Darauf galt es ernst: runter zum Apéro. Einige Ladies sitzen schon da. Gegenseitige neugierige Blicke, ein freundlicher Empfang. Wie ich bald erfahre, gehört die Mehrheit zu den Stammgästen, aber ausser mir sind auch zwei neue Gesichter hier. Omikron mag schuld sein, dass die Runde klein bleibt.
Schon beim Apéro sind die Gespräche offen. Beim Essen und danach erfahre ich von eindrücklichen Lebenserfahrungen.

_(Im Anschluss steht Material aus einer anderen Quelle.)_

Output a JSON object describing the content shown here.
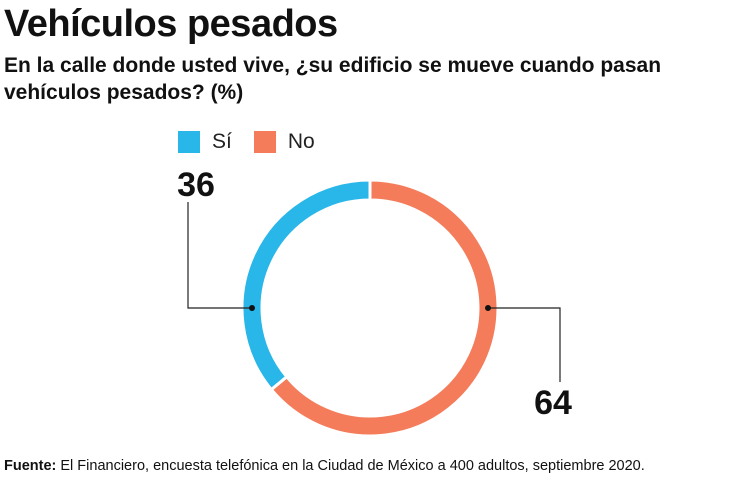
{
  "title": "Vehículos pesados",
  "subtitle": "En la calle donde usted vive, ¿su edificio se mueve cuando pasan vehículos pesados? (%)",
  "footer": {
    "label": "Fuente:",
    "text": " El Financiero, encuesta telefónica en la Ciudad de México a 400 adultos, septiembre 2020."
  },
  "chart_data": {
    "type": "pie",
    "variant": "donut",
    "title": "Vehículos pesados",
    "categories": [
      "Sí",
      "No"
    ],
    "values": [
      36,
      64
    ],
    "colors": [
      "#29b6e8",
      "#f47c5a"
    ],
    "legend_position": "top",
    "data_labels": [
      "36",
      "64"
    ]
  }
}
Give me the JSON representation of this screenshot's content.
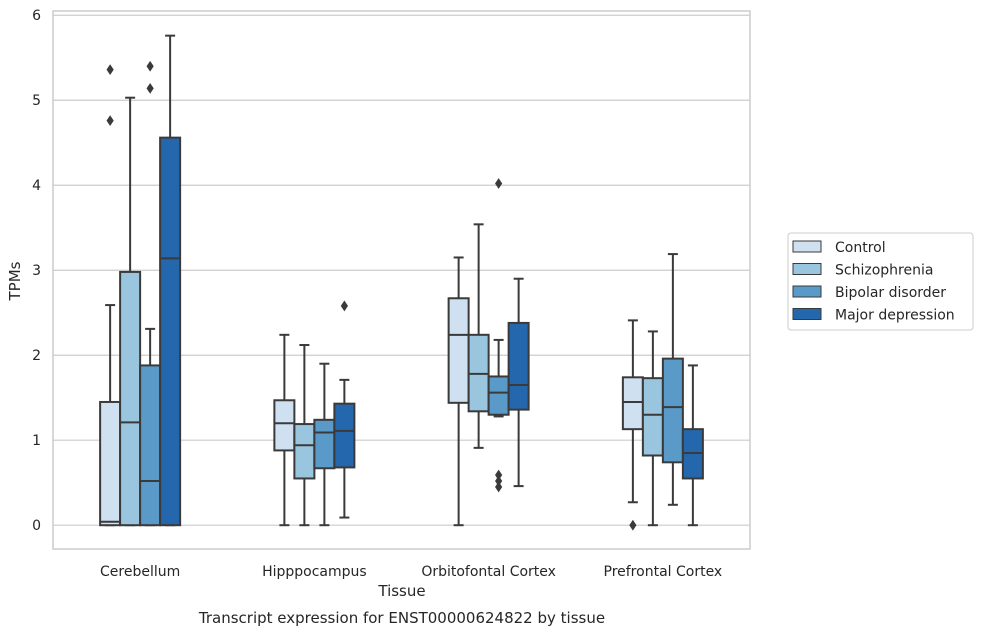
{
  "chart_data": {
    "type": "box",
    "title": "",
    "caption": "Transcript expression for ENST00000624822 by tissue",
    "xlabel": "Tissue",
    "ylabel": "TPMs",
    "ylim": [
      -0.28,
      6.05
    ],
    "yticks": [
      0,
      1,
      2,
      3,
      4,
      5,
      6
    ],
    "grid": true,
    "legend_position": "right",
    "categories": [
      "Cerebellum",
      "Hipppocampus",
      "Orbitofontal Cortex",
      "Prefrontal Cortex"
    ],
    "series": [
      {
        "name": "Control",
        "color": "#cfe0f1",
        "boxes": [
          {
            "whislo": 0.0,
            "q1": 0.0,
            "med": 0.04,
            "q3": 1.45,
            "whishi": 2.59,
            "fliers": [
              4.76,
              5.36
            ]
          },
          {
            "whislo": 0.0,
            "q1": 0.88,
            "med": 1.2,
            "q3": 1.47,
            "whishi": 2.24,
            "fliers": []
          },
          {
            "whislo": 0.0,
            "q1": 1.44,
            "med": 2.24,
            "q3": 2.67,
            "whishi": 3.15,
            "fliers": []
          },
          {
            "whislo": 0.27,
            "q1": 1.13,
            "med": 1.45,
            "q3": 1.74,
            "whishi": 2.41,
            "fliers": [
              0.0
            ]
          }
        ]
      },
      {
        "name": "Schizophrenia",
        "color": "#9ac5df",
        "boxes": [
          {
            "whislo": 0.0,
            "q1": 0.0,
            "med": 1.21,
            "q3": 2.98,
            "whishi": 5.03,
            "fliers": []
          },
          {
            "whislo": 0.0,
            "q1": 0.55,
            "med": 0.94,
            "q3": 1.19,
            "whishi": 2.12,
            "fliers": []
          },
          {
            "whislo": 0.91,
            "q1": 1.34,
            "med": 1.78,
            "q3": 2.24,
            "whishi": 3.54,
            "fliers": []
          },
          {
            "whislo": 0.0,
            "q1": 0.82,
            "med": 1.3,
            "q3": 1.73,
            "whishi": 2.28,
            "fliers": []
          }
        ]
      },
      {
        "name": "Bipolar disorder",
        "color": "#5a9ac9",
        "boxes": [
          {
            "whislo": 0.0,
            "q1": 0.0,
            "med": 0.52,
            "q3": 1.88,
            "whishi": 2.31,
            "fliers": [
              5.14,
              5.4
            ]
          },
          {
            "whislo": 0.0,
            "q1": 0.67,
            "med": 1.09,
            "q3": 1.24,
            "whishi": 1.9,
            "fliers": []
          },
          {
            "whislo": 1.28,
            "q1": 1.3,
            "med": 1.56,
            "q3": 1.75,
            "whishi": 2.18,
            "fliers": [
              0.45,
              0.52,
              0.59,
              4.02
            ]
          },
          {
            "whislo": 0.24,
            "q1": 0.74,
            "med": 1.39,
            "q3": 1.96,
            "whishi": 3.19,
            "fliers": []
          }
        ]
      },
      {
        "name": "Major depression",
        "color": "#2567ac",
        "boxes": [
          {
            "whislo": 0.0,
            "q1": 0.0,
            "med": 3.14,
            "q3": 4.56,
            "whishi": 5.76,
            "fliers": []
          },
          {
            "whislo": 0.09,
            "q1": 0.68,
            "med": 1.11,
            "q3": 1.43,
            "whishi": 1.71,
            "fliers": [
              2.58
            ]
          },
          {
            "whislo": 0.46,
            "q1": 1.36,
            "med": 1.65,
            "q3": 2.38,
            "whishi": 2.9,
            "fliers": []
          },
          {
            "whislo": 0.0,
            "q1": 0.55,
            "med": 0.85,
            "q3": 1.13,
            "whishi": 1.88,
            "fliers": []
          }
        ]
      }
    ]
  }
}
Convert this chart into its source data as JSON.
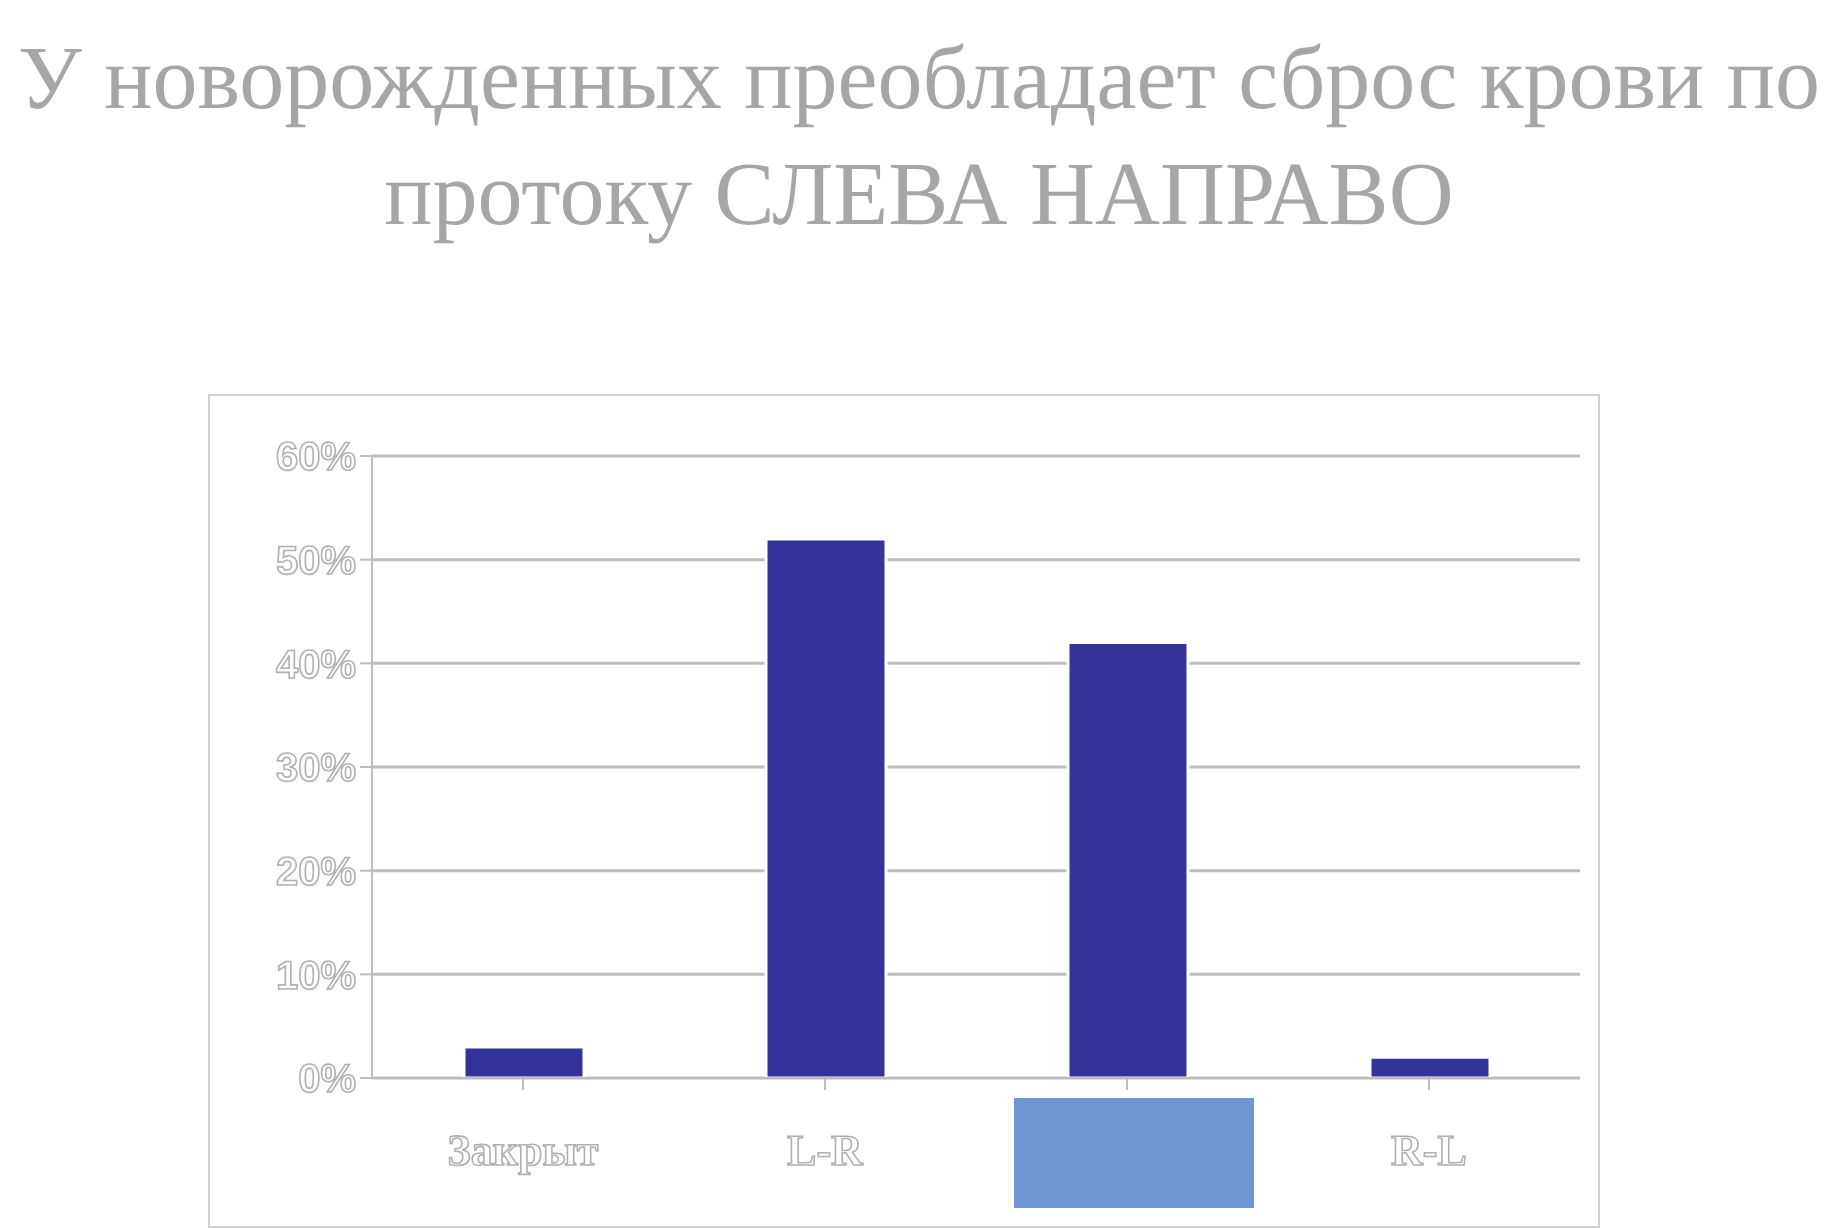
{
  "chart_data": {
    "type": "bar",
    "title": "У новорожденных преобладает сброс крови по протоку СЛЕВА НАПРАВО",
    "categories": [
      "Закрыт",
      "L-R",
      null,
      "R-L"
    ],
    "values": [
      3,
      52,
      42,
      2
    ],
    "color": "#333399",
    "ylim": [
      0,
      60
    ],
    "yticks": [
      {
        "value": 0,
        "label": "0%"
      },
      {
        "value": 10,
        "label": "10%"
      },
      {
        "value": 20,
        "label": "20%"
      },
      {
        "value": 30,
        "label": "30%"
      },
      {
        "value": 40,
        "label": "40%"
      },
      {
        "value": 50,
        "label": "50%"
      },
      {
        "value": 60,
        "label": "60%"
      }
    ],
    "grid": "y"
  }
}
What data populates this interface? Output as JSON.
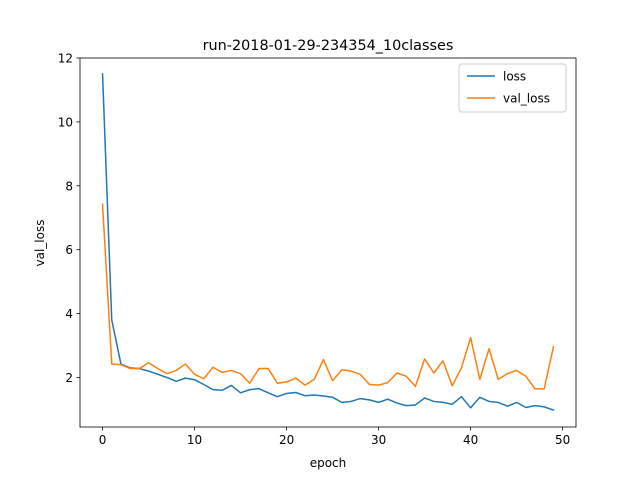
{
  "chart_data": {
    "type": "line",
    "title": "run-2018-01-29-234354_10classes",
    "xlabel": "epoch",
    "ylabel": "val_loss",
    "xlim": [
      -2.45,
      51.45
    ],
    "ylim": [
      0.45,
      12.0
    ],
    "xticks": [
      0,
      10,
      20,
      30,
      40,
      50
    ],
    "yticks": [
      2,
      4,
      6,
      8,
      10,
      12
    ],
    "grid": false,
    "legend_placement": "upper right",
    "x": [
      0,
      1,
      2,
      3,
      4,
      5,
      6,
      7,
      8,
      9,
      10,
      11,
      12,
      13,
      14,
      15,
      16,
      17,
      18,
      19,
      20,
      21,
      22,
      23,
      24,
      25,
      26,
      27,
      28,
      29,
      30,
      31,
      32,
      33,
      34,
      35,
      36,
      37,
      38,
      39,
      40,
      41,
      42,
      43,
      44,
      45,
      46,
      47,
      48,
      49
    ],
    "series": [
      {
        "name": "loss",
        "color": "#1f77b4",
        "values": [
          11.5,
          3.8,
          2.42,
          2.3,
          2.28,
          2.2,
          2.1,
          2.0,
          1.88,
          1.98,
          1.93,
          1.78,
          1.62,
          1.6,
          1.75,
          1.52,
          1.62,
          1.65,
          1.52,
          1.4,
          1.5,
          1.53,
          1.43,
          1.45,
          1.42,
          1.38,
          1.22,
          1.25,
          1.34,
          1.3,
          1.22,
          1.32,
          1.2,
          1.12,
          1.14,
          1.36,
          1.25,
          1.22,
          1.16,
          1.4,
          1.05,
          1.38,
          1.25,
          1.22,
          1.1,
          1.22,
          1.06,
          1.12,
          1.08,
          0.98
        ]
      },
      {
        "name": "val_loss",
        "color": "#ff7f0e",
        "values": [
          7.42,
          2.42,
          2.4,
          2.28,
          2.28,
          2.46,
          2.28,
          2.12,
          2.22,
          2.42,
          2.1,
          1.96,
          2.32,
          2.16,
          2.22,
          2.12,
          1.82,
          2.28,
          2.28,
          1.82,
          1.86,
          1.98,
          1.76,
          1.94,
          2.56,
          1.9,
          2.24,
          2.2,
          2.1,
          1.78,
          1.76,
          1.84,
          2.14,
          2.04,
          1.72,
          2.58,
          2.14,
          2.52,
          1.74,
          2.3,
          3.25,
          1.94,
          2.9,
          1.94,
          2.12,
          2.22,
          2.04,
          1.64,
          1.65,
          2.96
        ]
      }
    ]
  }
}
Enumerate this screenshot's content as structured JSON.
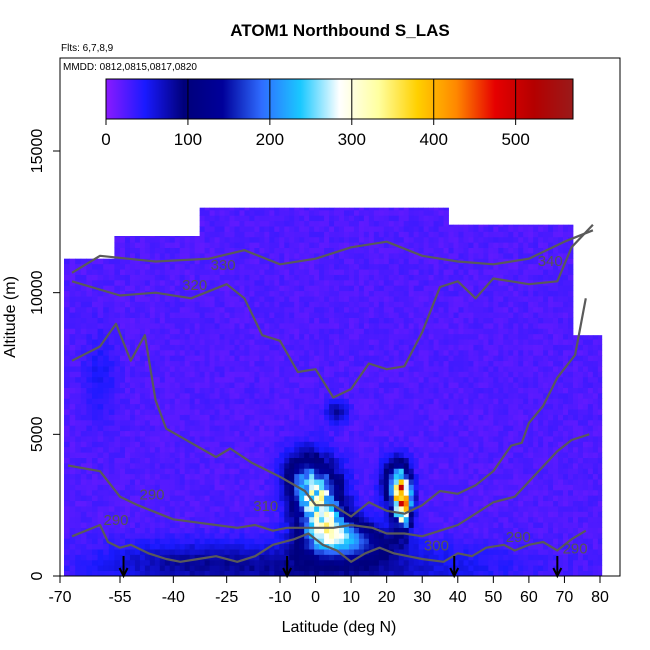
{
  "chart_data": {
    "type": "heatmap",
    "title": "ATOM1 Northbound S_LAS",
    "annotations": [
      "Flts: 6,7,8,9",
      "MMDD: 0812,0815,0817,0820"
    ],
    "xlabel": "Latitude (deg N)",
    "ylabel": "Altitude (m)",
    "xlim": [
      -70,
      82
    ],
    "ylim": [
      0,
      17500
    ],
    "x_ticks": [
      -70,
      -55,
      -40,
      -25,
      -10,
      0,
      10,
      20,
      30,
      40,
      50,
      60,
      70,
      80
    ],
    "x_tick_labels": [
      "-70",
      "-55",
      "-40",
      "-25",
      "-10",
      "0",
      "10",
      "20",
      "30",
      "40",
      "50",
      "60",
      "70",
      "80"
    ],
    "y_ticks": [
      0,
      5000,
      10000,
      15000
    ],
    "y_tick_labels": [
      "0",
      "5000",
      "10000",
      "15000"
    ],
    "colorbar": {
      "range": [
        0,
        570
      ],
      "ticks": [
        0,
        100,
        200,
        300,
        400,
        500
      ],
      "tick_labels": [
        "0",
        "100",
        "200",
        "300",
        "400",
        "500"
      ],
      "colors": [
        "#8b1aff",
        "#1a1aff",
        "#00007a",
        "#00009a",
        "#2f6cff",
        "#1ac8ff",
        "#ffffff",
        "#ffffa0",
        "#ffd000",
        "#ff8800",
        "#e60000",
        "#b40000",
        "#9a1a1a"
      ]
    },
    "contour_labels": [
      {
        "text": "330",
        "lat": -26,
        "alt": 10800
      },
      {
        "text": "320",
        "lat": -34,
        "alt": 10100
      },
      {
        "text": "340",
        "lat": 66,
        "alt": 10950
      },
      {
        "text": "310",
        "lat": -14,
        "alt": 2300
      },
      {
        "text": "300",
        "lat": 34,
        "alt": 900
      },
      {
        "text": "290",
        "lat": -56,
        "alt": 1800
      },
      {
        "text": "290",
        "lat": -46,
        "alt": 2700
      },
      {
        "text": "290",
        "lat": 57,
        "alt": 1200
      },
      {
        "text": "290",
        "lat": 73,
        "alt": 800
      }
    ],
    "flight_markers_lat": [
      -54,
      -8,
      39,
      68
    ],
    "hotspots": [
      {
        "lat": 1,
        "alt": 2600,
        "value": 330
      },
      {
        "lat": 24.5,
        "alt": 2700,
        "value": 520
      },
      {
        "lat": 5,
        "alt": 1600,
        "value": 220
      }
    ]
  }
}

Ich bin beeindruckt von dem Mut, der Entschlossenheit, die hier rund um den Tisch sitzt und der Direktheit, in der diskutiert wird.
Fotograf Stephan ermuntert mich, für ein paar Bilder zu posieren. Das tue ich gerne.
Danach wird an der Hotelbar geplaudert. Als die Al Ponte-Crew Feierabend macht, zieht ein Teil der Runde in eine Bar ein paar Dörfer weiter. Ich bin schon etwas müde und gehe darum lieber ins nahe Hotelzimmer. Davor gibt’s ein weiteres interessantes Gespräch.
Am andern Morgen unterschätze ich wieder den Zeitbedarf, um mich zurecht zu machen. Aber es fühlt sich gut an, en femme zu frühstücken und nach Hause zu fahren. Ich werde wieder kommen.